The Johnson government, through the ever-willing Justice Secretary Robert Buckland, thought they’d found another weapon in their endless culture war in deciding to change the law to allow for the desecration of a war memorial to carry a ten-year sentence. The move had particular attraction for Tories after the furore around statues during the Black Lives Matter protests last year. It’s clearly right that we reasonably protect public symbols from vandalism, but this government could not help themselves and provided for the absurd prospect of somebody being sentenced to a decade in prison for graffitiing a bench.
Such gimmicks have a way of coming back to haunt you. After the shocking murder of Sarah Everard, and a renewed focus on violence against women, it was natural that this provision would be compared to sentences for some of the most heinous crimes. It was perfectly reasonable, then, for Nick Robinson to ask the quivering minister on the Today programme, “but minister, you do realise you will be giving longer sentences for attacking statues than you will be for attacking women?”. This is what happens when the culture war backfires.
The government’s zealous, statue-protecting agenda is as rigorous as its attempts to restrict our right to protest. These provisions, so powerfully deconstructed by Shadow Justice Secretary David Lammy in the House of Commons, are part of a strategy to provoke activists now and make it easier to ignore them later. Again, the culture war backfired, with images on the front pages of young women gathering to pay respects to and protest the death of Sarah Everard being pinned to the floor aggressively by male police officers. The moral repugnance of this police action was clear for all, even the Daily Mail, to see.
Whilst the government’s focus is politics, there are real issues in the area of criminal justice that cannot wait. Much has been written about the lack of any provisions in the bill regarding violence against women. In a 307-page bill, there was not a single mention of women or girls and the crimes committed against them. Labour was right to call this out, vote against the bill, and set out its own ten-point plan to tackle this scandal.

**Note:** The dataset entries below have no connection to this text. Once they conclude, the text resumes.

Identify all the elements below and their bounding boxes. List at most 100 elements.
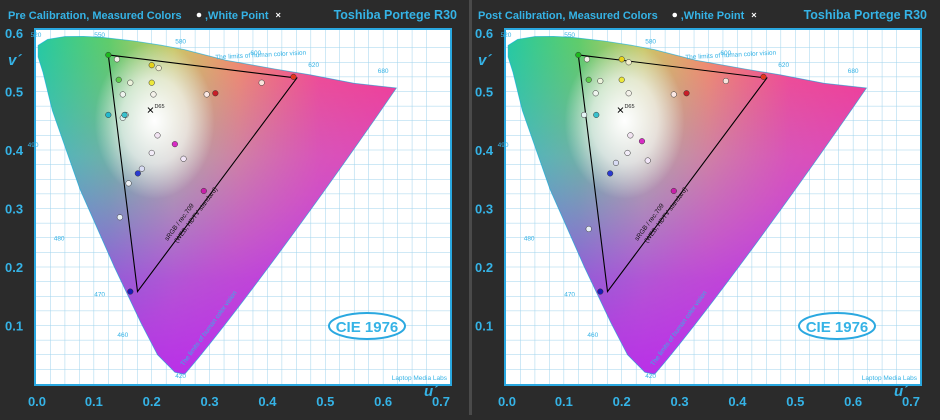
white-point-marker bbox=[147, 107, 154, 113]
measured-point bbox=[597, 288, 604, 295]
y-axis-label: v´ bbox=[8, 52, 22, 69]
measured-point bbox=[290, 73, 297, 80]
locus-label-top: The limits of human color vision bbox=[685, 50, 777, 62]
cie-badge bbox=[798, 312, 876, 340]
measured-point bbox=[171, 141, 178, 148]
measured-point bbox=[670, 91, 677, 98]
measured-point bbox=[134, 170, 141, 177]
measured-point bbox=[148, 79, 155, 86]
white-point-legend-icon bbox=[751, 12, 757, 18]
y-tick-label: 0.6 bbox=[475, 26, 493, 41]
wavelength-label: 520 bbox=[31, 32, 42, 39]
wavelength-label: 460 bbox=[117, 332, 128, 339]
wavelength-label: 680 bbox=[848, 68, 859, 75]
panel-divider bbox=[469, 0, 472, 415]
measured-point bbox=[612, 159, 619, 166]
panel-title: Pre Calibration, Measured Colors bbox=[8, 10, 182, 22]
measured-point bbox=[212, 90, 219, 97]
wavelength-label: 550 bbox=[94, 32, 105, 39]
measured-point bbox=[683, 90, 690, 97]
x-tick-label: 0.3 bbox=[201, 394, 219, 409]
white-point-legend-label: ,White Point bbox=[205, 10, 269, 22]
x-tick-label: 0.5 bbox=[786, 394, 804, 409]
measured-point bbox=[119, 91, 126, 98]
y-tick-label: 0.5 bbox=[5, 85, 23, 100]
measured-point bbox=[583, 56, 591, 63]
measured-point bbox=[644, 157, 651, 164]
y-tick-label: 0.3 bbox=[475, 202, 493, 217]
measured-point bbox=[607, 170, 614, 177]
x-tick-label: 0.1 bbox=[555, 394, 573, 409]
spectral-locus-outline bbox=[37, 35, 398, 375]
y-tick-label: 0.4 bbox=[5, 143, 24, 158]
measured-point bbox=[593, 111, 600, 118]
measured-point bbox=[618, 76, 625, 83]
measured-point bbox=[585, 76, 592, 83]
wavelength-label: 550 bbox=[564, 32, 575, 39]
measured-point bbox=[127, 79, 134, 86]
measured-point bbox=[670, 187, 677, 194]
watermark: Laptop Media Labs bbox=[392, 375, 448, 382]
measured-point bbox=[116, 214, 123, 221]
panel-title: Post Calibration, Measured Colors bbox=[478, 10, 658, 22]
wavelength-label: 600 bbox=[250, 50, 261, 57]
measured-point bbox=[113, 56, 121, 63]
product-name: Toshiba Portege R30 bbox=[334, 8, 457, 22]
x-tick-label: 0.2 bbox=[143, 394, 161, 409]
cie-badge bbox=[328, 312, 406, 340]
wavelength-label: 490 bbox=[498, 142, 509, 149]
spectral-locus-outline bbox=[507, 35, 868, 375]
wavelength-label: 600 bbox=[720, 50, 731, 57]
measured-point bbox=[180, 155, 187, 162]
y-tick-label: 0.2 bbox=[5, 260, 23, 275]
measured-point bbox=[200, 187, 207, 194]
x-tick-label: 0.6 bbox=[374, 394, 392, 409]
white-point-label: D65 bbox=[624, 104, 634, 110]
y-tick-label: 0.2 bbox=[475, 260, 493, 275]
wavelength-label: 470 bbox=[94, 291, 105, 298]
measured-point bbox=[115, 76, 122, 83]
y-tick-label: 0.6 bbox=[5, 26, 23, 41]
x-tick-label: 0.7 bbox=[902, 394, 920, 409]
white-point-legend-label: ,White Point bbox=[681, 10, 745, 22]
measured-point bbox=[585, 225, 592, 233]
cie-badge-label: CIE 1976 bbox=[806, 319, 869, 336]
x-tick-label: 0.3 bbox=[671, 394, 689, 409]
x-tick-label: 0.0 bbox=[28, 394, 46, 409]
wavelength-label: 460 bbox=[587, 332, 598, 339]
measured-point bbox=[138, 165, 145, 172]
measured-point bbox=[575, 51, 582, 58]
white-point-marker bbox=[617, 107, 624, 113]
measured-point bbox=[154, 132, 161, 139]
wavelength-label: 490 bbox=[28, 142, 39, 149]
white-point-label: D65 bbox=[154, 104, 164, 110]
wavelength-label: 470 bbox=[564, 291, 575, 298]
measured-point bbox=[638, 138, 646, 145]
wavelength-label: 580 bbox=[645, 39, 656, 46]
locus-label-top: The limits of human color vision bbox=[215, 50, 307, 62]
measured-point bbox=[150, 91, 157, 98]
measured-point bbox=[625, 90, 632, 97]
white-point-legend-icon bbox=[275, 12, 281, 18]
product-name: Toshiba Portege R30 bbox=[804, 8, 927, 22]
wavelength-label: 480 bbox=[54, 236, 65, 243]
measured-point bbox=[148, 149, 155, 156]
wavelength-label: 680 bbox=[378, 68, 389, 75]
measured-point bbox=[155, 65, 162, 72]
wavelength-label: 620 bbox=[308, 62, 319, 69]
wavelength-label: 520 bbox=[501, 32, 512, 39]
y-tick-label: 0.1 bbox=[475, 319, 493, 334]
measured-point bbox=[624, 149, 631, 156]
y-tick-label: 0.4 bbox=[475, 143, 494, 158]
measured-point bbox=[258, 79, 265, 86]
measured-point bbox=[105, 51, 112, 58]
measured-point bbox=[627, 132, 634, 139]
measured-point bbox=[618, 56, 625, 63]
measured-point bbox=[760, 73, 767, 80]
x-tick-label: 0.0 bbox=[498, 394, 516, 409]
y-tick-label: 0.1 bbox=[5, 319, 23, 334]
cie-badge-label: CIE 1976 bbox=[336, 319, 399, 336]
measured-color-legend-dot bbox=[196, 12, 202, 18]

There was another striking omission. At the heart of sentencing and prisons policy must be a programme for rehabilitation: to give ex-offenders a second chance, but also to cut crime. Re-offending rates for those that serve short-term sentences is at a staggering 66% with people spending short periods inside, disrupting familial and economic relationships, before being thrown out without appropriate support in the hope they’ll change. The human cost is tragic, and the economic cost is immense, with the Ministry of Justice estimating that the cost is around £18bn per year.
What does this government have to say about this? There are only two pages of the bill that go to rehabilitative measures, all of which tinker at the edges of a broken system. In our prisons, there is a mental health crisis, with incidents of self-harm at record levels. Violence is an every-day occurrence and conditions within prisons have reached dismal, inhumane levels during the pandemic. And what awaits these inmates on release? Over 11,500 men and women are released from prison into homelessness each year. Unemployment rates remain incredibly high for ex-offenders.
In the context of this tragedy that affects us all, the government have quietly demoted the role of prison and probation minister to a junior minister portfolio. Across the criminal justice sector, a deep sigh of regret, if not resignation, could be heard.
There is so much scope for reforms that could bring about significantly better outcomes. One small example is the current ‘discharge policy’, which gives prison leavers just £46 (a figure unchanged in 26 years) and hopes for the best. With recent research from the charity Switchback showing record numbers of people being released without any identification document, bank account or phone, how are these people meant to build a life away from crime?
The Ministry of Justice should be working across government to publish a long-term plan for prison leavers to include a guarantee of accommodation and schemes to offer the opportunity of employment. This is not merely an altruistic gesture, but would go a long way to cutting low-level crime to protect us all.
Nothing on tackling violence against women, not enough on rehabilitation to cut crime, but an awful lot on protecting statues. These are the priorities of Boris Johnson’s government.